The Government has promised that every school and college in the country will have a dedicated careers leader in place by the start of the new school year.
It has pledged £4 million in funding to deliver a strategy aimed at providing tailored support to students, provide opportunities for work experience and offer access to appropriate sources of information about potential careers.
The Government has also ring-fenced £5 million to set up 20 careers hubs across the country in areas judged to be most in need. These will link schools and colleges with local universities and employers.
The Department for Education developed the partnership with the Gatsby Charitable Foundation and the Careers and Enterprise Company and it was launched today at the Careers Development Institute by skills minister Anne Milton.
The Government hinted that a renewed careers strategy might be in the offing in its recently published Industrial Strategy.
Milton said: “Without access to the best possible careers support, some people will miss out on the opportunities available.
“They will continue to be held back if they don’t have the right advice at the right time to make informed decisions about their future, or may not have access to the broader experiences and role models to help them develop as people.
“It matters to me that we give people from all backgrounds the best possible preparation to move into a job or training that enables them – whatever their background or wherever they live – to have a fulfilling life.”
The Government’s record on social mobility has been called into question, with all four members of the board of its Social Mobility Commission standing down this weekend.
As part of the new strategy, secondary schools will be expected to provide pupils with “at least one meaningful interaction with businesses every year”, with a particular focus on STEM (science, technology, engineering and maths) employers.
The Government also plans to look at ways of engaging primary school children in their career prospects, dedicating £2 million to trial careers activities in disadvantaged areas of the country.
For long-term unemployed adults, the National Careers Service will offer access to specialist support.
Sir John Holman, senior adviser to the Gatsby Foundation, said good career guidance is the key to social mobility.

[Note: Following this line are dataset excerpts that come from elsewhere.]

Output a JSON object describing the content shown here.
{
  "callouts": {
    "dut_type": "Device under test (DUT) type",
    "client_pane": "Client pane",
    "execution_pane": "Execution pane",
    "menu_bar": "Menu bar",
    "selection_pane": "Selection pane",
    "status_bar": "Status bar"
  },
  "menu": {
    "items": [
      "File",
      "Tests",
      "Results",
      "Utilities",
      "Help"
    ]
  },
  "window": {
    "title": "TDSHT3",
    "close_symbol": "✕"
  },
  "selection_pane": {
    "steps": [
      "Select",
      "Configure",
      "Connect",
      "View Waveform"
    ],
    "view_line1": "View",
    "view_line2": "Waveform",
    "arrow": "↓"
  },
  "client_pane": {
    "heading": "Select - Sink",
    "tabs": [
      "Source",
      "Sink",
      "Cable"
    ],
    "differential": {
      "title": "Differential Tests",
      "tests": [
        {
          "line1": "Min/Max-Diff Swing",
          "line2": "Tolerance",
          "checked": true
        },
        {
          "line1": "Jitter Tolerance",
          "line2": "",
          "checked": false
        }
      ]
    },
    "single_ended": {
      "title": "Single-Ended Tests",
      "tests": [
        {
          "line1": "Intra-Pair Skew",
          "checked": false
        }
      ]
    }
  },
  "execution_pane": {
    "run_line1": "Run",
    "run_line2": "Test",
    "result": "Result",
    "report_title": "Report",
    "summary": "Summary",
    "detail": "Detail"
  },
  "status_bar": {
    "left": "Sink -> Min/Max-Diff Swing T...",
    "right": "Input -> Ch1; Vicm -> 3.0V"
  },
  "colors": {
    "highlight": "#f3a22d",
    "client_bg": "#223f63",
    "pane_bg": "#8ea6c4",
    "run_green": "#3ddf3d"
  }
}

“For young people coming from a background of low socio-economic aspirations, school career guidance is their best hope of charting the way to a rewarding future career.”
The foundation conducted a pilot in north-east England to test its eight benchmarks of what it considers to be good careers guidance, and these will now form a central part of the Government’s ongoing strategy.
The eight benchmarks are:
- a stable careers programme;
- learning from career and labour market information;
- assessing the needs of each pupil;
- linking curriculum learning to careers;
- encounters with employers and employees;
- experiences of workplaces;
- encounters with further and higher education; and
- personal guidance.
The Careers and Enterprise Company will support schools and colleges to meet these benchmarks and Ofsted will hold schools and colleges to account for the careers provision they offer pupils.
Careers resources – including more than 800 job profiles developed in conjunction with industry experts – will be available from a new website to be launched by the National Careers Service next year.
Ben Willmott, head of public policy at the CIPD, said the success of the careers strategy would depend on how well schools respond to what they are being encouraged to do.
He said: “Longer term, there may need to be an adjustment to the Ofsted inspection framework so that all schools are assessed for the quality of the careers guidance they provide as part of their overall rating if not enough progress is made voluntarily.
“The area where there is less investment and action is on support for people needing to upskill or re-skill as they get older,” he added, insisting there needed to be more support for older workers who require careers advice or the opportunity to upskill.
“This is especially vital in the face of new technology and longer working lives, particularly against a backdrop of falling public investment in adult skills and lifelong learning,” he said.